Cass County Democrat Missourian

Ray-Pec High senior’s ‘Debate Like a Girl’ interpretation earns first place

Ella Schnake performed at the finals for program oral interpretation at the National Speech and Debate Tournament in Dallas June 20, where she won first place.
Ella Schnake performed at the finals for program oral interpretation at the National Speech and Debate Tournament in Dallas June 20, where she won first place.

If you want to debate with Ella Schnake, watch out. The Raymore-Peculiar High School senior combined her debate prowess and dramatic skills to take first place in program oral interpretation at the National Speech and Debate Tournament in Dallas last month.

She found stories in the New York Times, Huffington Post, research papers and other sources to create a 10-minute dramatic performance illustrating what it’s like to be a female debater. The performance, called “Debate Like a Girl,” highlighted the ways girls and women are judged on their appearance and punished for exhibiting qualities valued in male debaters.

Performers can choose whatever theme they want to create their piece.

“I really love how this event specifically gives people the opportunity to speak about something that’s incredibly important to them. We see such a diverse group of pieces. People have a lot of different stories they want to tell,” Schnake said.

Schnake performed in front of about 3,500 people for the final round, after going through numerous preliminary and semi-final rounds. In taking the top award, she bested about 240 other competitors from all over the country.

“I always say the more you perform, the less you think you’re going to get nervous, (but) I don’t think I’ve ever been that nervous in my entire life,” she said. “I took a deep breath, and I could feel how physically nervous I was, but as I started to perform, it felt like my nerves just melted away.”

In additional to this type of performance, Schnake is also a debater and has seen firsthand through her own experience and her friends’ experiences how this is a problem.

“I wanted people who were in debate to understand it. I wanted other people who weren’t in that community to be able to understand it.
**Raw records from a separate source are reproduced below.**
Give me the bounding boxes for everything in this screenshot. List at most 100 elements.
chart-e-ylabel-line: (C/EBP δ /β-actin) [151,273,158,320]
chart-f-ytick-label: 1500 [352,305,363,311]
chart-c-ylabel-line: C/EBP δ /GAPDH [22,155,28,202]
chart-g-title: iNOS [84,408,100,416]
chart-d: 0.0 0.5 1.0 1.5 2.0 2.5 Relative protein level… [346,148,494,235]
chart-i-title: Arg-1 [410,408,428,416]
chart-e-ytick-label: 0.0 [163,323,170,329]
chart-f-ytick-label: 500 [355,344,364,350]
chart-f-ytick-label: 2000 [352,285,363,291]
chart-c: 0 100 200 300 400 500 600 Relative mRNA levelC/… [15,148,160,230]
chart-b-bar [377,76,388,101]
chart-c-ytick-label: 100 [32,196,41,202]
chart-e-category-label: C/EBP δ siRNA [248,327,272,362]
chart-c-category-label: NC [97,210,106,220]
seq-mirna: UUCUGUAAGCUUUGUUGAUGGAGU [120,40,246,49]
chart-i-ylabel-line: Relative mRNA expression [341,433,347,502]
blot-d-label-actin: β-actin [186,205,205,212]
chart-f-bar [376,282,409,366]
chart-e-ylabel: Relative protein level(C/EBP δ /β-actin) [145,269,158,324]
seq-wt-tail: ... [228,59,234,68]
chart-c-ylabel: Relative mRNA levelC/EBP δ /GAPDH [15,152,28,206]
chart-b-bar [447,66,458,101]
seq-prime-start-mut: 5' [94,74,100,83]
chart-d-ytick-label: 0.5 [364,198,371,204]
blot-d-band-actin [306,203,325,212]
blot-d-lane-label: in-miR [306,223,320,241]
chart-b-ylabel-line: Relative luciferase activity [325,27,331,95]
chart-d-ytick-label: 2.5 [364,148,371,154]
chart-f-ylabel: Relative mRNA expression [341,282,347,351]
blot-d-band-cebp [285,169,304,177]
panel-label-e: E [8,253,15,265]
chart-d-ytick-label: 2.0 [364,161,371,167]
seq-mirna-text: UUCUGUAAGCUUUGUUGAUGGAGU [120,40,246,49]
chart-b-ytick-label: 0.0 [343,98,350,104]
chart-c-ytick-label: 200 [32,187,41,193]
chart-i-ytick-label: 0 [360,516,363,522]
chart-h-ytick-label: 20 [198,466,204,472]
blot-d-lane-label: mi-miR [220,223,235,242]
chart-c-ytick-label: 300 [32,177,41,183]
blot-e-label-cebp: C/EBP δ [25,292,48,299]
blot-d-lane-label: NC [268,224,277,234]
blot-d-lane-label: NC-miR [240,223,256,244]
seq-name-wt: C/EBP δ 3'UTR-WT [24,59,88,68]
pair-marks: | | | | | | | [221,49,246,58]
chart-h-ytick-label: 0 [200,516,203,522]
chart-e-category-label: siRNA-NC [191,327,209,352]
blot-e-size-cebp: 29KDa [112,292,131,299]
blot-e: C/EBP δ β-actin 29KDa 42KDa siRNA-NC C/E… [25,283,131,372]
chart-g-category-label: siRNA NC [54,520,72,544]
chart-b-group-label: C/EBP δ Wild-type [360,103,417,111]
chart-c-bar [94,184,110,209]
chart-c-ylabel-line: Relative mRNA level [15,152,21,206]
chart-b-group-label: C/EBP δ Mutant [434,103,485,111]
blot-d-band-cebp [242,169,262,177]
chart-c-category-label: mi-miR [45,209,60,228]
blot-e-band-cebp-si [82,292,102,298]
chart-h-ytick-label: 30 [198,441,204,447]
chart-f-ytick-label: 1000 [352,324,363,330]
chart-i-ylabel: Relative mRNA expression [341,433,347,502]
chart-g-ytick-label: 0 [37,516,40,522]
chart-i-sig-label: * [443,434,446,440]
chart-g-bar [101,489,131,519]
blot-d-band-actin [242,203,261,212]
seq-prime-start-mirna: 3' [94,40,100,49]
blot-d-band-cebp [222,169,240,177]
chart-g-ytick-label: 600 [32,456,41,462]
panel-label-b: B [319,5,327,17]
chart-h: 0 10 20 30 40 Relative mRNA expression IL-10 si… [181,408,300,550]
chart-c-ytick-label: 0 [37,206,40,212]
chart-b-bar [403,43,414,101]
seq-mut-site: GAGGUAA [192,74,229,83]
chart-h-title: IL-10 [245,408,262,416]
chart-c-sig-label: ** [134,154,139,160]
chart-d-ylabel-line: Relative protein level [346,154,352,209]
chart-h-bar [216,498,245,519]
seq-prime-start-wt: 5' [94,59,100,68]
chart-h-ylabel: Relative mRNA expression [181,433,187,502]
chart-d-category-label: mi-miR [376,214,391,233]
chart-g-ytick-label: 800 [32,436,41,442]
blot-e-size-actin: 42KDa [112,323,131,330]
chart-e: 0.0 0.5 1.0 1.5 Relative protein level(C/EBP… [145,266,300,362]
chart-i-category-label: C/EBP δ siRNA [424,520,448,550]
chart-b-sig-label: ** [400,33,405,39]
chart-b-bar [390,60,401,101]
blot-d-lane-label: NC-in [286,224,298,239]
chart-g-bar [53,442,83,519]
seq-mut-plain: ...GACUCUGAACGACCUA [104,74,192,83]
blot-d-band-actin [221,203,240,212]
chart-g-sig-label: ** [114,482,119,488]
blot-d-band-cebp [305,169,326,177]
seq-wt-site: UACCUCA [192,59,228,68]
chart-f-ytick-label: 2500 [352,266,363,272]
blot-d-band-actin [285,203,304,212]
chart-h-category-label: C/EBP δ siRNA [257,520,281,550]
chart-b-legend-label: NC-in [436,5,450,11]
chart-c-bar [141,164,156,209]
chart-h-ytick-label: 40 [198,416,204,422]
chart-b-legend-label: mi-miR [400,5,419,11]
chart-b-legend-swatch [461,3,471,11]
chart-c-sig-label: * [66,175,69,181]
I knew I was making something true to the activity and true to what women experience, not only in debate but in the real world,” she said.

When she delved into people’s stories, she found one from 2015, where a male debater from Blue Valley West allegedly sent a message to a female competitor, offering to concede a debate round if she sent him nude pictures.

“I never expected to find that. Because it was so local and it hit so close to home, I knew I needed to include it,” Schnake said. “It gives people the opportunity to see that this does happen here. We can’t try to separate ourselves from this issue, because we are so close to it.”

One of the requirements for the piece was to incorporate both prose and poetry into the performance. Since there’s not exactly a lot of poetry about women debating, she chose to use a poem about a girl who wanted to play a drum, even though it wasn’t the accepted thing for a girl to do.

“I found an overwhelming amount of literature, specifically news articles, that covered different experiences women had with sexism in the activity. A lot of this literature came out of the 2016 election,” Schnake said.

She was especially excited to see people sharing their debate stories on Twitter in response to her performance.

Ella actually qualified for the national championship last year, too, but opted to go to the Missouri Scholars Academy instead. She said having that extra year to mature as a performer before going to the national tournament was good.

“Competing in the event for a year helped me with confidence, because I was a sophomore (at the time). I was able to watch all the other kids and learn from them and grow as a competitor,” she said.

Her coach is also her dad. Todd Schnake has been a teacher at Ray-Pec for 28 years and been head coach of the speech and debate team for 26 of those years. He’s had just one other student win a national title.

“I’m awfully proud of her, both as her coach and her dad. It’s always nerve-wracking when your students are competing. … There is an extra tension that comes with it being your child,” he said.

“Ella and I try to balance me being dad and me being coach, and I think that works out well for us and for the other kids in the program.”

As she looks ahead to her senior year, Ella plans to compete in this category again.

“I guess my goal moving forward is just to create art that is doing good for the world and that I’m proud of,” she said.